ST. CHARLES TOWNSHIP – Two years after it fell to the budget axe, GPS electronic home monitoring for jail detainees will make a comeback, possibly as soon as Oct. 1, Kane County Sheriff Ron Hain said.
“We have a group trained and equipment,” Hain said. “And I’m meeting with the Kane County State’s Attorney's Office Monday morning about how we can get our sentenced population on electronic home monitoring. That is the last step. We hope to be active by Oct. 1. That is our target date.”
When the Kane County Board cut the funding for home monitoring in a move to balance the budget, the program’s eight employees and one supervisor cost $720,000 in 2016.
Still, the program had saved the county nearly $3 million that same year, officials said, because it is cheaper to monitor those charged with crime electronically at their homes than in jail.
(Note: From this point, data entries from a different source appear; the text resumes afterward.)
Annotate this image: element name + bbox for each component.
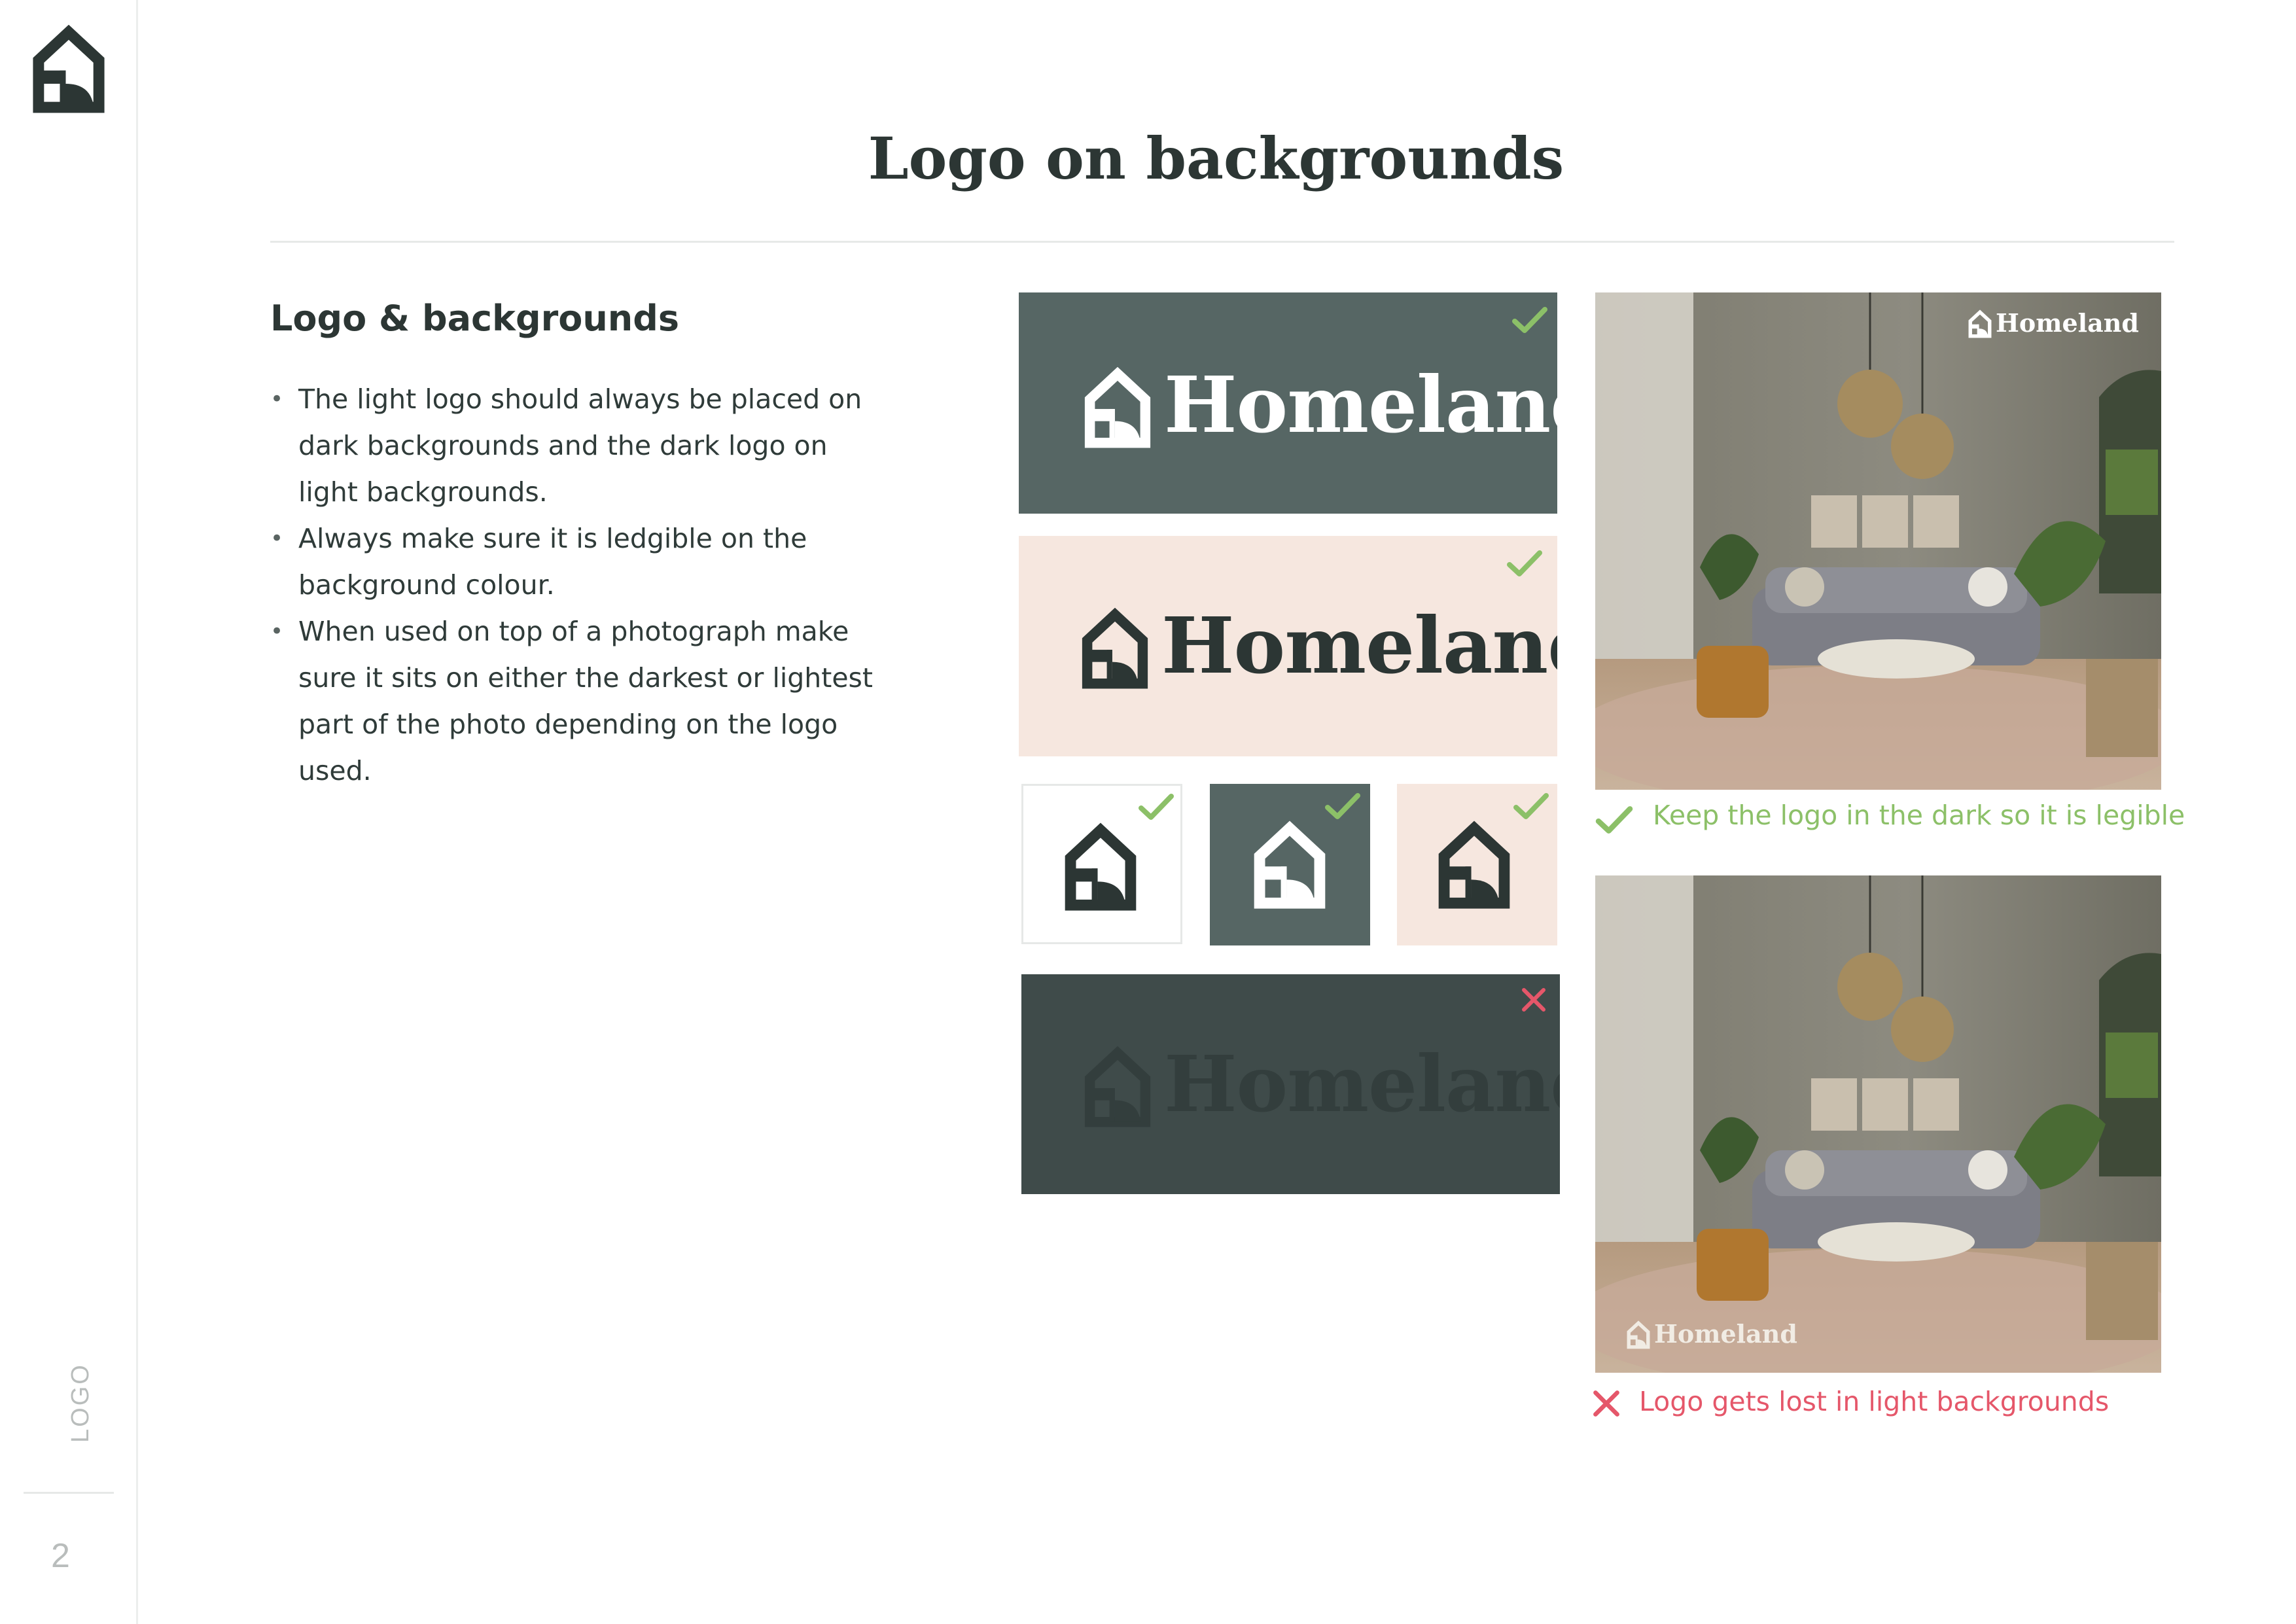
section-label: LOGO: [67, 1363, 94, 1443]
house-logo-icon: [1968, 309, 1992, 338]
house-logo-icon: [1083, 1046, 1152, 1127]
check-icon: [1507, 549, 1542, 578]
caption-correct: Keep the logo in the dark so it is legib…: [1653, 800, 2185, 831]
house-logo-icon: [1064, 822, 1137, 911]
house-logo-icon: [1253, 821, 1326, 909]
logo-panel-dark-on-light: Homeland: [1019, 536, 1557, 756]
house-logo-icon: [1627, 1320, 1650, 1349]
house-logo-icon: [1083, 367, 1152, 448]
check-icon: [1512, 306, 1547, 334]
section-subheading: Logo & backgrounds: [270, 298, 680, 339]
house-logo-icon: [1438, 821, 1511, 909]
guideline-item: Always make sure it is ledgible on the b…: [270, 516, 879, 609]
icon-tile-slate: [1210, 784, 1370, 945]
page-title: Logo on backgrounds: [868, 124, 1564, 192]
room-photo-logo-light-area: Homeland: [1595, 875, 2161, 1373]
house-logo-icon: [1080, 608, 1150, 689]
cross-icon: [1521, 987, 1546, 1012]
title-divider: [270, 241, 2174, 243]
cross-icon: [1593, 1390, 1620, 1417]
icon-tile-white: [1021, 784, 1182, 944]
check-icon: [1513, 792, 1549, 821]
sidebar-divider: [24, 1492, 114, 1494]
guideline-item: When used on top of a photograph make su…: [270, 609, 879, 794]
photo-wordmark: Homeland: [1654, 1319, 1797, 1349]
photo-wordmark: Homeland: [1996, 308, 2139, 338]
icon-tile-blush: [1397, 784, 1557, 945]
guideline-list: The light logo should always be placed o…: [270, 376, 879, 794]
check-icon: [1139, 792, 1174, 821]
caption-incorrect: Logo gets lost in light backgrounds: [1639, 1386, 2110, 1417]
room-photo-logo-dark-area: Homeland: [1595, 292, 2161, 790]
page-number: 2: [51, 1537, 70, 1575]
check-icon: [1595, 805, 1633, 835]
guideline-item: The light logo should always be placed o…: [270, 376, 879, 516]
living-room-illustration: [1595, 292, 2161, 790]
living-room-illustration: [1595, 875, 2161, 1373]
wordmark: Homeland: [1164, 359, 1557, 450]
wordmark: Homeland: [1164, 1038, 1560, 1129]
check-icon: [1325, 792, 1360, 821]
house-logo-icon: [30, 25, 107, 113]
wordmark: Homeland: [1161, 600, 1557, 691]
logo-panel-dark-on-dark: Homeland: [1021, 974, 1560, 1194]
logo-panel-light-on-dark: Homeland: [1019, 292, 1557, 514]
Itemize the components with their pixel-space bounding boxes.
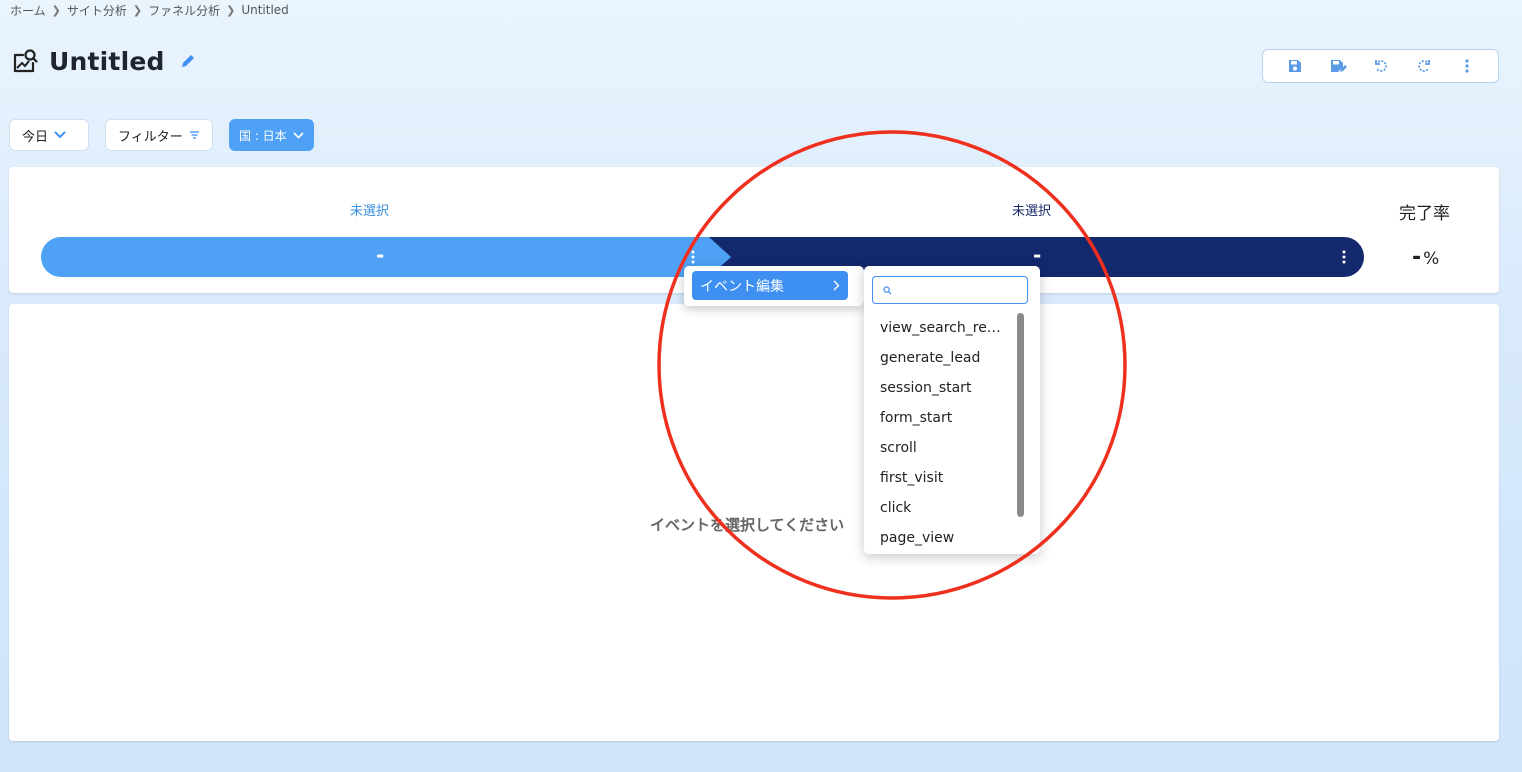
completion-rate-label: 完了率	[1399, 204, 1450, 224]
more-vert-icon	[1464, 59, 1469, 73]
event-item-view-search-results[interactable]: view_search_re…	[880, 313, 1010, 343]
event-item-page-view[interactable]: page_view	[880, 523, 1010, 553]
event-item-form-start[interactable]: form_start	[880, 403, 1010, 433]
redo-icon	[1417, 60, 1430, 72]
chevron-down-icon	[293, 131, 304, 139]
save-as-icon	[1330, 60, 1347, 72]
event-item-generate-lead[interactable]: generate_lead	[880, 343, 1010, 373]
event-item-session-start[interactable]: session_start	[880, 373, 1010, 403]
breadcrumb-funnel-analysis[interactable]: ファネル分析	[148, 2, 220, 19]
chevron-right-icon: ❯	[226, 3, 236, 17]
event-item-click[interactable]: click	[880, 493, 1010, 523]
save-button[interactable]	[1285, 56, 1305, 76]
save-as-button[interactable]	[1328, 56, 1348, 76]
save-icon	[1288, 60, 1301, 72]
step2-more-vert-icon[interactable]	[1341, 249, 1347, 265]
funnel-step1-bar[interactable]: -	[41, 237, 731, 277]
event-list: view_search_re… generate_lead session_st…	[880, 313, 1010, 553]
step2-value: -	[1033, 243, 1042, 267]
undo-icon	[1374, 60, 1387, 72]
event-item-scroll[interactable]: scroll	[880, 433, 1010, 463]
report-search-icon	[13, 49, 38, 73]
breadcrumb: ホーム ❯ サイト分析 ❯ ファネル分析 ❯ Untitled	[10, 2, 289, 18]
step1-more-vert-icon[interactable]	[690, 249, 696, 265]
chevron-right-icon	[833, 280, 840, 291]
submenu-scrollbar[interactable]	[1017, 313, 1024, 517]
redo-button[interactable]	[1414, 56, 1434, 76]
undo-button[interactable]	[1371, 56, 1391, 76]
step-context-menu: イベント編集	[684, 266, 864, 306]
chevron-down-icon	[54, 131, 66, 139]
edit-event-menu-item[interactable]: イベント編集	[692, 271, 848, 300]
more-button[interactable]	[1457, 56, 1477, 76]
chevron-right-icon: ❯	[51, 3, 61, 17]
main-content-card: イベントを選択してください	[9, 304, 1499, 741]
date-range-label: 今日	[22, 129, 49, 145]
step1-value: -	[376, 243, 385, 267]
event-submenu: view_search_re… generate_lead session_st…	[864, 266, 1040, 554]
completion-rate-value: -%	[1412, 245, 1439, 270]
title-row: Untitled	[11, 44, 197, 78]
page-title: Untitled	[49, 46, 165, 76]
event-search-input[interactable]	[898, 283, 1018, 297]
breadcrumb-current: Untitled	[241, 3, 289, 17]
edit-pencil-icon[interactable]	[179, 52, 197, 70]
date-range-dropdown[interactable]: 今日	[9, 119, 89, 151]
filter-button[interactable]: フィルター	[105, 119, 213, 151]
step1-label: 未選択	[350, 204, 390, 219]
breadcrumb-site-analysis[interactable]: サイト分析	[67, 2, 127, 19]
event-item-first-visit[interactable]: first_visit	[880, 463, 1010, 493]
completion-rate-unit: %	[1423, 249, 1440, 269]
action-toolbar	[1262, 49, 1499, 83]
edit-event-label: イベント編集	[700, 278, 784, 295]
step2-label: 未選択	[1012, 204, 1052, 219]
filter-icon	[189, 131, 199, 139]
country-filter-chip[interactable]: 国 : 日本	[229, 119, 314, 151]
search-icon	[883, 285, 892, 294]
empty-state-message: イベントを選択してください	[650, 516, 845, 534]
filter-label: フィルター	[118, 129, 183, 145]
completion-rate-number: -	[1412, 245, 1422, 270]
event-search-box[interactable]	[872, 276, 1028, 304]
chevron-right-icon: ❯	[132, 3, 143, 17]
country-filter-label: 国 : 日本	[239, 128, 287, 143]
breadcrumb-home[interactable]: ホーム	[10, 2, 46, 19]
But even an impassioned letter from Chief Judge Susan Clancy Boles at the time did not sway the board majority, as it was among other budget cuts to plug a $3.3 million deficit, officials said.
Though the program was previously handled through Court Services, Hain said it will now be handled by his office.
“The majority of the funding – 80 percent – Court Services used to require was to hire and maintain a 24-hour staff,” Hain said. “The only entity now with a 24-hour staff is us. It was an easy decision for us. Existing staff can operate this program. We start a pilot and determine the amount of work.”
Hain said it costs $62 a day to house, feed, provide medical service and manpower per inmate at the county jail.
It would cost $3.75 per day for GPS electronic monitoring, Hain said.
“And we just passed a county board resolution to charge $10 a day for anyone on home monitoring,” Hain said.
Reinstating the program would more than pay for itself, he said.